M. Colloghan

mardi 22 juillet 2014

Autogestion, retour gagnant*

Par Bruno DELLA SUDDA et Patrick SILBERSTEIN

L'autogestion ? Disparue des radars en Europe avec le reflux politico-social de la décennie 1980 et du début des années 1990, elle avait marqué les esprits avec la grève des Lip, véritable coup de tonnerre en 1973 qui faisait la démonstration magnifique de cet impensé du capitalisme : on n'a pas besoin d'un patron pour faire tourner une usine, assurer la production et la distribution...

La grève des Lip n'était pas isolée. D'autres grèves autogestionnaires, moins emblématiques mais tout autant significatives ont eu lieu à cette époque un peu partout dans le monde. Ainsi, celle de la Lucas Aerospace au Royaume-Uni (1976) qui a vu les salarié-e-s adopter la démarche d'un contre-plan ouvrier avec reconversion de la production militaire en production médicale. Tels les Sanofi plus près de nous, ils et elles pensaient la production industrielle socialement utile et donc l'après-capitalisme.


Les poussées révolutionnaires du XXe siècle (à l'Ouest mais aussi à l'Est : de la Révolution des Œillets au Portugal en 1974 à la Révolution polonaise de 1980-1981) sont marquées par le surgissement de l'auto-organisation et de l'autogestion, comme réponse concrète à une situation concrète marquée par la vacance du pouvoir patronal ou étatique.

C'est par l'Amérique afro-latino-indienne que l'autogestion est revenue au premier plan, en s'installant de surcroit dans la durée. Ce retour de l'autogestion touche à la fois les entreprises (les entreprises récupérées en Argentine et au Brésil), les territoires (budget participatif de Porto-Alegre, expériences de pouvoir populaire au Venezuela), et même dans les territoires «libérés» comme au Chiapas.

L'histoire du XXe siècle, comme celle d'aujourd'hui, nous confirme que l'autogestion n'attend pas la révolution : elle y prépare et elle s'y mêle inextricablement. C'est à la fois un but, un chemin et un moyen pour changer la société.

Du reste, c'est bien l'aspiration à l'autogestion que l'on retrouve comme élément-clé de la nouvelle culture politique qui s'exprime dans le mouvement des Indignados - et pour la première fois sur le plan électoral avec la poussée de Podemos aux élections européennes dans l'Etat espagnol – ainsi que dans les révolutions arabes qui l'ont inspiré.

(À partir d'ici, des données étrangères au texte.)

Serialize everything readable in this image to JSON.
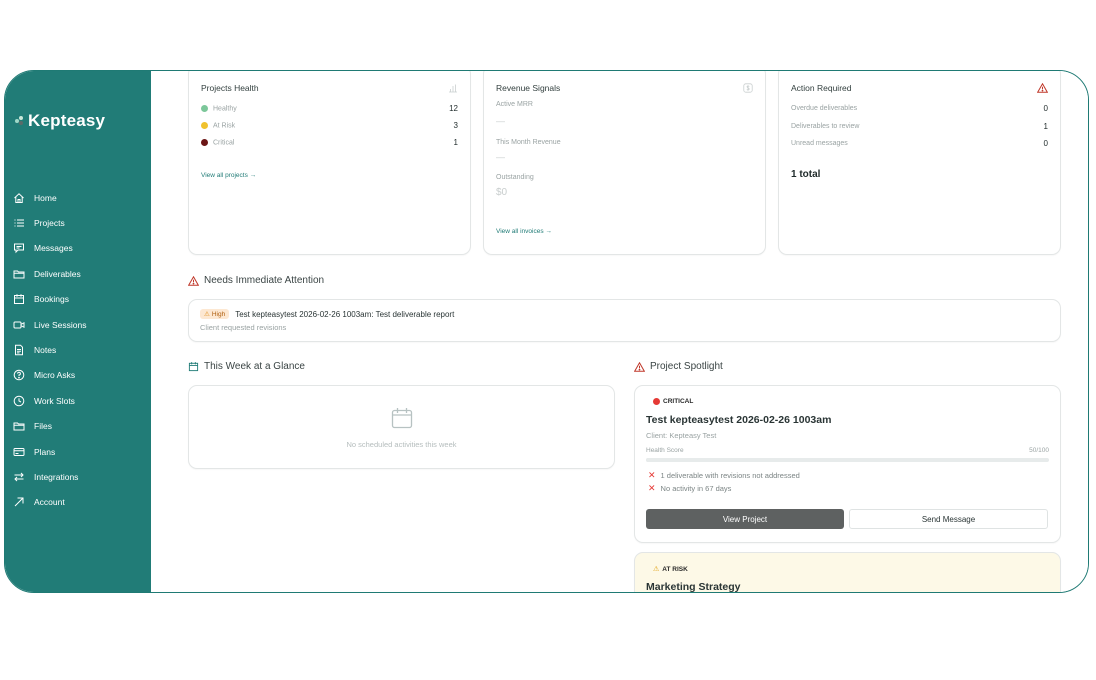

La lutte récemment victorieuse des FRALIB, avec sa double dimension écologique et autogestionnaire, ainsi que d'autres expériences qui, comme l'écrivait Marx dans l'Adresse inaugurale de l'AIT, montre le « triomphe » de l'«économie politique du travail » sur l'«économie politique de la propriété », doivent nous mettre en éveil. Car elles font écho à la poussée en France de l'économie sociale et solidaire et à la multiplication des projets de type coopératif, alimentée par la reconnaissance obligée par les pouvoirs publics qui font de nécessité vertu parce que dans la crise, ce secteur de l'économie licencie moins que les autres et créée davantage d'emplois.

Certes, économie sociale et solidaire ou coopération ne sont pas synonymes d'autogestion. Mais il n'empêche : l'une comme l'autre contribuent, de fait, à élargir la brèche ouverte par les grèves autogestionnaires. Malgré toutes les difficultés, les FRALIB montrent à l'opinion publique une chose absolument essentielle : l'horizon capitaliste n'est pas le seul, d'autres logiques sont possibles et elles se construisent ici, maintenant, au coin de la rue.

Les pratiques coopératives telles qu'elles existent tendent vers l'autogestion (ce qui ne signifie pas que ce sera leur aboutissement) et rejoignent les pratiques alternatives, celles qu'expérimentent toutes celles et tous ceux qui sans attendre produisent, consomment et vivent autrement. Le « déjà là », ces « temps germe », au sein même de l'environnement capitaliste, doivent être pris pour ce qu'ils sont : un formidable levier pour démontrer que la révolution n'est pas une abstraction idéologique, mais un processus et une perspective à portée de main.

Ces expériences – au-delà de leurs limites - contribuent ainsi de manière essentielle à la déconstruction de la pensée dominante et à la contre-offensive d'une problématique alternative, décisive pour la conquête d'une hégémonie culturelle à gauche.

Voilà pourquoi l'autogestion doit dès à présent, au-delà des pratiques immédiates auxquelles nous nous devons de participer ou d'apporter notre soutien, être remise en chantier pour alimenter le débat programmatique et stratégique du changement de société.

Bruno DELLA SUDDA et Patrick SILBERSTEIN

*Article à paraître dans le prochain bulletin Ensemble!